> it always seemed a bit backward to me for the importer to ask for lazy import, especially if you make it an import keyword rather than a Python flag
Exactly this. There must be zero side effects at module import time, not just for load times, but because the order of such effects is 1) undefined, 2) heavily dependent on a import protocol implementation, and 3) poses safety and security nightmares that Python devs don't seem to care much about until bad things happen at the most inconvenient time possible.
> Of course that doesn't solve the overhead of finding the modules, but that could be optimized without lazy import, for example by having a way to pre-compute the module locations at install time.
1) opt for https://docs.python.org/3/reference/import.html#replacing-th...

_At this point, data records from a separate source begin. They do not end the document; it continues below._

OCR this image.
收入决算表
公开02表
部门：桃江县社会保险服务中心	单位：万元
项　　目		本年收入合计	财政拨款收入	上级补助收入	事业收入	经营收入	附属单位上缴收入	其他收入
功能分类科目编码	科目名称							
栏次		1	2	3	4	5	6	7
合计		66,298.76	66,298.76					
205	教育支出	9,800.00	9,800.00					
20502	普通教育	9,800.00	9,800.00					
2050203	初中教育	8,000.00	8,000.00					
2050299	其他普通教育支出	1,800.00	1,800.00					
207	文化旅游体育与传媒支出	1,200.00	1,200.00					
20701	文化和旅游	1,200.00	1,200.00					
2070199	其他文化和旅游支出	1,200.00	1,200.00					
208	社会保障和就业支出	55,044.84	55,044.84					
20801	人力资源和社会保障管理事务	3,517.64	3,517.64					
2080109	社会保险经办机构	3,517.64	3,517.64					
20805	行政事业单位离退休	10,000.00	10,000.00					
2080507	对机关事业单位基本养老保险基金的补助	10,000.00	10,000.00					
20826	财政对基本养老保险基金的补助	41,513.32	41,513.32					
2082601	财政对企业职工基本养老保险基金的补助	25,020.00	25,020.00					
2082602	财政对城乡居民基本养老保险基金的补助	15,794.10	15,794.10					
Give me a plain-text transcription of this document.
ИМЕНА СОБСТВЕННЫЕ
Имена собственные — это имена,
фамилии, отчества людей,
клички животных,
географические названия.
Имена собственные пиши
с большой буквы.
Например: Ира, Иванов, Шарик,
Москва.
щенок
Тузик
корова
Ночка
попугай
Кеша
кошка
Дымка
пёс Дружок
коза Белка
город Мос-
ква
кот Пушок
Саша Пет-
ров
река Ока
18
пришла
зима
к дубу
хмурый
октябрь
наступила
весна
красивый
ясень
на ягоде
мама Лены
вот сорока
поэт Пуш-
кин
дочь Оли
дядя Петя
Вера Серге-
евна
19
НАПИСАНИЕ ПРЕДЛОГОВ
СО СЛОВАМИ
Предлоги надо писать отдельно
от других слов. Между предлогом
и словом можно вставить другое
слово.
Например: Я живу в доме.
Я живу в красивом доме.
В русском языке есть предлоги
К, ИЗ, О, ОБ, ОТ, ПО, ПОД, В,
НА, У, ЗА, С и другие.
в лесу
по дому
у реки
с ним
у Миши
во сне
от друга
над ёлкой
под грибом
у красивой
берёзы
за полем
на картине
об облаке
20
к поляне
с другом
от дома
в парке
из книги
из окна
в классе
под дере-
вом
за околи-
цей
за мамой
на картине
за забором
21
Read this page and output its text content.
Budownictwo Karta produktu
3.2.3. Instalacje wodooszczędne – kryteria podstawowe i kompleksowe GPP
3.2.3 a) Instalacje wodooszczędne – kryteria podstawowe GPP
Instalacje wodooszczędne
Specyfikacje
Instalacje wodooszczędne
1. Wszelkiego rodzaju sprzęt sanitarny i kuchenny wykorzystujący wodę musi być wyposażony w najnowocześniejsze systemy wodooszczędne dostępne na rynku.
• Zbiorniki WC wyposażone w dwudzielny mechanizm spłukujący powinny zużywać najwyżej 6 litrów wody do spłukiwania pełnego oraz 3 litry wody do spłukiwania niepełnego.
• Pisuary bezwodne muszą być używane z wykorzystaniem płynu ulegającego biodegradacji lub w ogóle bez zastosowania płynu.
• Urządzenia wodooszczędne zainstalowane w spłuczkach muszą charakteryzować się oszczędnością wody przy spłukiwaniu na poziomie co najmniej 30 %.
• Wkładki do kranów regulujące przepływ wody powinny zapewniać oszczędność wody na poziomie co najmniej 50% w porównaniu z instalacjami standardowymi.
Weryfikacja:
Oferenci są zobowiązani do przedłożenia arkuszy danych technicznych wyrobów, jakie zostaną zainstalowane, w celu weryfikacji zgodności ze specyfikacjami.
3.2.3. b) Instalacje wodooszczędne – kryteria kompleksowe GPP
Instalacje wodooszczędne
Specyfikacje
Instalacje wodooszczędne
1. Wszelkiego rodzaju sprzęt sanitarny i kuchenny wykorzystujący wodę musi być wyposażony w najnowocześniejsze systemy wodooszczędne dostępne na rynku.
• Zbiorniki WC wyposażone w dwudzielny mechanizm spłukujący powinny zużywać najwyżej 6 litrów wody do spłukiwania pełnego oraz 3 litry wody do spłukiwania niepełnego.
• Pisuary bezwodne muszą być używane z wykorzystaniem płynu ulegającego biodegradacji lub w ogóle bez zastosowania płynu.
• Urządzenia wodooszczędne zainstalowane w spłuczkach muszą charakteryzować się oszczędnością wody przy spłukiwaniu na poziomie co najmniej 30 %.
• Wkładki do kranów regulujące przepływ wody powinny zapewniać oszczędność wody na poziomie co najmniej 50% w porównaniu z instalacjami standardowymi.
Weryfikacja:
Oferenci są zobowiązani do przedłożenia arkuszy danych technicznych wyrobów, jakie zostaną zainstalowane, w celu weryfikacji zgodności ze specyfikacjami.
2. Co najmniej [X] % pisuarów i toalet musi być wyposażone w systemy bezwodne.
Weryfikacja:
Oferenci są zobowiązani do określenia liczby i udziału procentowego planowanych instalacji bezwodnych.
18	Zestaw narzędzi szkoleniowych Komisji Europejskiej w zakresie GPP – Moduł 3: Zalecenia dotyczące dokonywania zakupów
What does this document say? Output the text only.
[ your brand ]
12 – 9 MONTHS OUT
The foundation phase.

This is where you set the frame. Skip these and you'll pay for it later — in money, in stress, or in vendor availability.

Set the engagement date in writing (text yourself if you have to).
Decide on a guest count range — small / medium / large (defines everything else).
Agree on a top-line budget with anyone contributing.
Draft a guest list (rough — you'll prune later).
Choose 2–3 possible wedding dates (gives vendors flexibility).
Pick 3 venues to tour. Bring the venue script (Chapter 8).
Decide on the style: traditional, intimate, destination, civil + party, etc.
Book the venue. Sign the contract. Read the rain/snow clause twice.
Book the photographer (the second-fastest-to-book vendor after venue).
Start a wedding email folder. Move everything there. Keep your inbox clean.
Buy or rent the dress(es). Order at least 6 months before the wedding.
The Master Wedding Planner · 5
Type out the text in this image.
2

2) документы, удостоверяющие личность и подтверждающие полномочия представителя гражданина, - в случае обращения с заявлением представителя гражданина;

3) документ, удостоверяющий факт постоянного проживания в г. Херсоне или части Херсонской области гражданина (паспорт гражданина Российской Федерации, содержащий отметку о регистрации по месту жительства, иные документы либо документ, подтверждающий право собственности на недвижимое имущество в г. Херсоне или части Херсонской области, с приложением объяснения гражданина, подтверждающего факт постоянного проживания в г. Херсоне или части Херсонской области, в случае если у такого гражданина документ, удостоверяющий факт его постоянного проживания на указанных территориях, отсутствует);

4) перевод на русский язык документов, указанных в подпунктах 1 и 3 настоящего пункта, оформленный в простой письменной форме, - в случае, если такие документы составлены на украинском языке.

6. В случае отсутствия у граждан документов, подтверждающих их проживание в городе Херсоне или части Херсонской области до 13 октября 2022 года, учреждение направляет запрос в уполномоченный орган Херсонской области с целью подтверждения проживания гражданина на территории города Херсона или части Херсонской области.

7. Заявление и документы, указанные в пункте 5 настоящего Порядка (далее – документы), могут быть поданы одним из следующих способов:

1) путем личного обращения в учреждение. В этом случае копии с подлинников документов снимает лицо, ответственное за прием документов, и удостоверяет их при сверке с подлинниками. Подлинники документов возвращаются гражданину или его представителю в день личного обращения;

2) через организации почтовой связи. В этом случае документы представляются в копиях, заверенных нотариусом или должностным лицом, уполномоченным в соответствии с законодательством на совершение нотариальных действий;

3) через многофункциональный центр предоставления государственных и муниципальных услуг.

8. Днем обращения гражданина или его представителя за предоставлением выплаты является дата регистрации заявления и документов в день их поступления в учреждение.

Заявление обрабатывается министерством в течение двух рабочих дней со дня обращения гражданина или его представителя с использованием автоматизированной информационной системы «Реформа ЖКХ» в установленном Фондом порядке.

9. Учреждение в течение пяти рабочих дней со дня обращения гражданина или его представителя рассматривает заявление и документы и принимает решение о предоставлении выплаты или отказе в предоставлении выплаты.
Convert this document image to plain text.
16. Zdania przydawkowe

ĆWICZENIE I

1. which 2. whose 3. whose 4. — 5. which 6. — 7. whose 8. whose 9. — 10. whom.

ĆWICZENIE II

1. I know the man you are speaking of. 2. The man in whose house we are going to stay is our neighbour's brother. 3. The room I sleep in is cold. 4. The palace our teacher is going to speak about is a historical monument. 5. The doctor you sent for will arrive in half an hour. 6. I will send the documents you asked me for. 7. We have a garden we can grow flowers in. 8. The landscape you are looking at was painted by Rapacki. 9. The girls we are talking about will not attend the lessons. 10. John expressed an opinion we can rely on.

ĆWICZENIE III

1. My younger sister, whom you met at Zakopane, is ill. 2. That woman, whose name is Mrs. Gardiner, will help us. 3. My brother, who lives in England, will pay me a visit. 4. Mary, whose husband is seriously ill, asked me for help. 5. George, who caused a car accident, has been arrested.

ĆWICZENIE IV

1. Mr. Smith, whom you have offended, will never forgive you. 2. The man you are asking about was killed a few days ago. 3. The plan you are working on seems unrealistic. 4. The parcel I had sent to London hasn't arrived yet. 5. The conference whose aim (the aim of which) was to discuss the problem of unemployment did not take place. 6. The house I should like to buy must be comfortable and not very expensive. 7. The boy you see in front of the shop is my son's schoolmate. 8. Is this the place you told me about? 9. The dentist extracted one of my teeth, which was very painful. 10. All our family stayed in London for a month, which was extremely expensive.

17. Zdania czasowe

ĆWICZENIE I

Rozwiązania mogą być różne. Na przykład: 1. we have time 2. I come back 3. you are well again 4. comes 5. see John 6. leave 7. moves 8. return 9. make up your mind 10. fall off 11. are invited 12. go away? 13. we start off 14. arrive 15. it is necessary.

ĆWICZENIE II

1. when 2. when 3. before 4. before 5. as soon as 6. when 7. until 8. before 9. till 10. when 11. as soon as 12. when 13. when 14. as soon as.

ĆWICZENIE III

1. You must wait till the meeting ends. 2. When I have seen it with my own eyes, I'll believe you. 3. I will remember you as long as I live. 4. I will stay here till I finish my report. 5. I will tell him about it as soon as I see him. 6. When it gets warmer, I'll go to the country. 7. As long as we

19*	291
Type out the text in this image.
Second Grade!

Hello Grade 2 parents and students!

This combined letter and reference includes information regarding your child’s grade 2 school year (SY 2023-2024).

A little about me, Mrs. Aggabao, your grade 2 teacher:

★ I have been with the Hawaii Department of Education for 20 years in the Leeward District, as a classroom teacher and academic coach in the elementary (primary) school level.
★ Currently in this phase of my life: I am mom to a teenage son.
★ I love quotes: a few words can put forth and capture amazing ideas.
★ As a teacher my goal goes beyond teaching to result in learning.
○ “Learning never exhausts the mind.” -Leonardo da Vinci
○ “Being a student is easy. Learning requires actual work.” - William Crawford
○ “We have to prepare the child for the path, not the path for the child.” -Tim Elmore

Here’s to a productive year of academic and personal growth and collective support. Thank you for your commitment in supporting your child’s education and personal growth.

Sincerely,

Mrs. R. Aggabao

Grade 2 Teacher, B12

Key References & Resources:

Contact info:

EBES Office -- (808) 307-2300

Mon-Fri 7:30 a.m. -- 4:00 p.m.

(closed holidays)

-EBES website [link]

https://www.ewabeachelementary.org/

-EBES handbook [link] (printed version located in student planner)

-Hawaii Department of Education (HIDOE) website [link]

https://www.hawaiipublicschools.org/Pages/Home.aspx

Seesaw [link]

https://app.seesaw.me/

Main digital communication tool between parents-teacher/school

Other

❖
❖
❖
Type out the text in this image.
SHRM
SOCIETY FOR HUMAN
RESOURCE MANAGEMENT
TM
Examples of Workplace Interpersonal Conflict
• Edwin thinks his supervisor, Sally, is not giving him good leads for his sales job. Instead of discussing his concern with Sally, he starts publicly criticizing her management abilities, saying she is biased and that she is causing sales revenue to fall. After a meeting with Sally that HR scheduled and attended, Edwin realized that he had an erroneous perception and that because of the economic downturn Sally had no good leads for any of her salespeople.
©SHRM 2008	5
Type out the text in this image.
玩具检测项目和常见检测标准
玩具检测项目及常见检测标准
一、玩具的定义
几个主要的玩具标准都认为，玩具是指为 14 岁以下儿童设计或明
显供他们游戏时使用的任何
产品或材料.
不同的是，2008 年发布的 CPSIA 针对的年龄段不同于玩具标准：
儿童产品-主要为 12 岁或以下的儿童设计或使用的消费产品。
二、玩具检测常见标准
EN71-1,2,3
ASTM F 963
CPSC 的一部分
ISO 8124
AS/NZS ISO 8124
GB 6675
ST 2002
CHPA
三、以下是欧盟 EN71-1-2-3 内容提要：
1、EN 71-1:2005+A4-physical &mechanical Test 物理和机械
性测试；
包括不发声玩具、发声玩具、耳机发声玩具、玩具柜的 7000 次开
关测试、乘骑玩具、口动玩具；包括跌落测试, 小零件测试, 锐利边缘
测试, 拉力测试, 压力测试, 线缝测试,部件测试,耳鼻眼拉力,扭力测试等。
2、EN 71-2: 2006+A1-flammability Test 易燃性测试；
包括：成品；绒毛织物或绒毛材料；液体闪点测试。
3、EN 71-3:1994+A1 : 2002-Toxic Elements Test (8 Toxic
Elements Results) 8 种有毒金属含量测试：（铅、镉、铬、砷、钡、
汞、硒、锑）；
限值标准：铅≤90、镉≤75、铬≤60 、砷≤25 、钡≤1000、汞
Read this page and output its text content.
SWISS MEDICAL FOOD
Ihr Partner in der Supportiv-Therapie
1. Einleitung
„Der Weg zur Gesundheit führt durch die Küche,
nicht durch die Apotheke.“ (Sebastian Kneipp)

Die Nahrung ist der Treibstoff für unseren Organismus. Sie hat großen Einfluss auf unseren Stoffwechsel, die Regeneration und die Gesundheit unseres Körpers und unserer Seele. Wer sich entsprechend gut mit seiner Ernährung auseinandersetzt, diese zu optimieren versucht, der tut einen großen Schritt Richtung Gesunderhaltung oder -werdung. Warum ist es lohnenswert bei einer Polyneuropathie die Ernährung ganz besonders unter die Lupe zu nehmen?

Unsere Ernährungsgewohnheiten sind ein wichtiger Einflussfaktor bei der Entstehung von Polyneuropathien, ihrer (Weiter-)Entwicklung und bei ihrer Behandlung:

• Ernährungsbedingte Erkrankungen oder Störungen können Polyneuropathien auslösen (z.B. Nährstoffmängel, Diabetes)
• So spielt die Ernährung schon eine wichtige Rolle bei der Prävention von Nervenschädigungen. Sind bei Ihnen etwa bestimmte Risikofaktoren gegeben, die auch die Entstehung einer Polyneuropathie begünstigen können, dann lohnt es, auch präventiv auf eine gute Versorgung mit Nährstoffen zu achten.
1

2) pre-compute everything in CI by using a solution from (1) and doing universal toplevel import of the entire Python monorepo (safe, given no side effects).
3) This step can be used to scan all toplevel definitions too, to gather extra code meta useful for various dynamic dispatch at runtime without complex lookups. See for example: https://docs.pylonsproject.org/projects/venusian/en/latest/i...
3) put the result of (2) and (3) as a machine-readable dump, read by (1) as the alternative optimised loading branch.
4) deploy (3) together with your program.
For optimizing the module finding, using a custom import hook was indeed what I had in mind!